Asena Kınacı MORAL: Bekleyenler

BEKLEYENLER

 

Asena Kınacı Moral

 

“Çanakkale derler yeşil gavaklı,
Mollaların mürekkebi boyaklı,
Neçe gulların var ağaç ayaklı,
Ağaç ayağınan gelsen n’olurdu.”*

Türk tarihi ve savaşları anlatılırken yaşanmış kahramanlık hikâyelerine, askerlerimizin mucizelerle dolu anılarına vurgu yapılır daima. Savaşları anlatanlar cepheden ve yaşanmış, gerçek kahramanlık hikâyelerinden bahsederken bizler de yazılanları okuduğumuzda savaşın, cephenin ve Mehmetçiğin kahramanlık hallerinin hayalini kurarız kendimizce… Oysa savaş ve cephe deyince bir de cephe gerisi vardır unutulan, az hatırlanan, hayali kurulamayan…

Türk Dil Kurumu’nun “Güzel Yazılar” isimli hikâye antolojisinde Reşat Enis Aygen’in “Talkın” isimli hikâyesi oğlunun savaştan dönmesini bekleyen yaşlı bir kadın ile bir Çanakkale gazisinin hikâyesidir. Hikâyede Çanakkale’de yaralanan Ömer, gaziliği nedeniyle İstanbul’a, askerden evine gönderilir. Ömer, İstanbul’a varınca İstanbul’un da onun bıraktığı gibi olmadığını görür. O savaştayken İstanbul’da büyük bir yangın çıkmış Ömer’in evi de yanmıştır. Ömer’in Çanakkale’ye gidişiyle yalnız yaşamaya mahkûm olan ihtiyar anacığını bıraktığı evinin yerinde şimdi yeller esmektedir. Ömer annesini komşulara sorup soruştursa da annesinin yaşadığı yeni yer, ev ile ilgili bir bilgiye ulaşamaz. Ömer annesinin ölü mü, diri mi olduğunu bilmeden annesini bütün İstanbul’da sorup soruştursa da annesini bulamaz ve görene, bilene de rastlayamaz. Gazi Ömer aramaları sonucunda annesini bulmanın umudunu yitirir annesiz, yuvasız, öksüz İstanbul’da yaşamaya devam eder. Ömer’in annesi de ondan habersiz, evlatsız, her gün İstanbul’un bir köşesinde oğul derdiyle onu aramaktadır.

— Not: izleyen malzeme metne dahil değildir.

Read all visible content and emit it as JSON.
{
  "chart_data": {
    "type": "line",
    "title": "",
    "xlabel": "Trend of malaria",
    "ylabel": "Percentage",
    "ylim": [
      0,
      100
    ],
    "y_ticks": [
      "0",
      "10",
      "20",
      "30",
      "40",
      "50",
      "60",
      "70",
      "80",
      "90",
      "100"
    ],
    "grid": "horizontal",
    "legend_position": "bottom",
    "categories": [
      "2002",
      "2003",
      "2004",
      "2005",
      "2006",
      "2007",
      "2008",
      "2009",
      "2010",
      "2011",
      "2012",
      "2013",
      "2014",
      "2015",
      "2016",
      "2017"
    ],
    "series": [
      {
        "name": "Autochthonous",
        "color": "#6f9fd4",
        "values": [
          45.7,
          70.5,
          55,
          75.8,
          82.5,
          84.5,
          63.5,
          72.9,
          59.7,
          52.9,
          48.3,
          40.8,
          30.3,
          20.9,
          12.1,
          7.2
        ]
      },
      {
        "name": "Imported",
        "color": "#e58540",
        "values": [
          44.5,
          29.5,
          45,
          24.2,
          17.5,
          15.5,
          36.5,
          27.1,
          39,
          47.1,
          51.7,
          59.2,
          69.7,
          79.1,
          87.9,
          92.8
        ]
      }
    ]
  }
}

Ömer, askerden geldikten sonra İstanbul’da mezarcılıkla geçimini kazanır. Az-çok demeden helal, alın teriyle çalışıp nafakasını çıkarır. Bir gün Ömer’in arkadaşları kimsesiz yaşlı bir kadının öldüğünü ve kadının gömülmesi için Ömer’in de yardım etmesini isterler. Ömer yaşlı kadının gömülmesine yardım eder. Ömer, mezarın başından ayrılacakken imamın verdiği talkında ölen kimsesiz yaşlı kadının kendi annesi olduğunu öğrenir. Ömer’in annesi onu göremeden haber alamadan son nefesini vermiştir. Ömer de annesinden helallik alamadan annesinin öldüğünü acı bir tesadüf ile öğrenmiş olur. Annesini elleriyle gömdüğünü, annesine karşı son vazifesini yaptığını yüreği burkularak öğrenen Ömer’in ve evladına hasret ölen annesinin hikâyesi acı ve gerçek bu son ile biter.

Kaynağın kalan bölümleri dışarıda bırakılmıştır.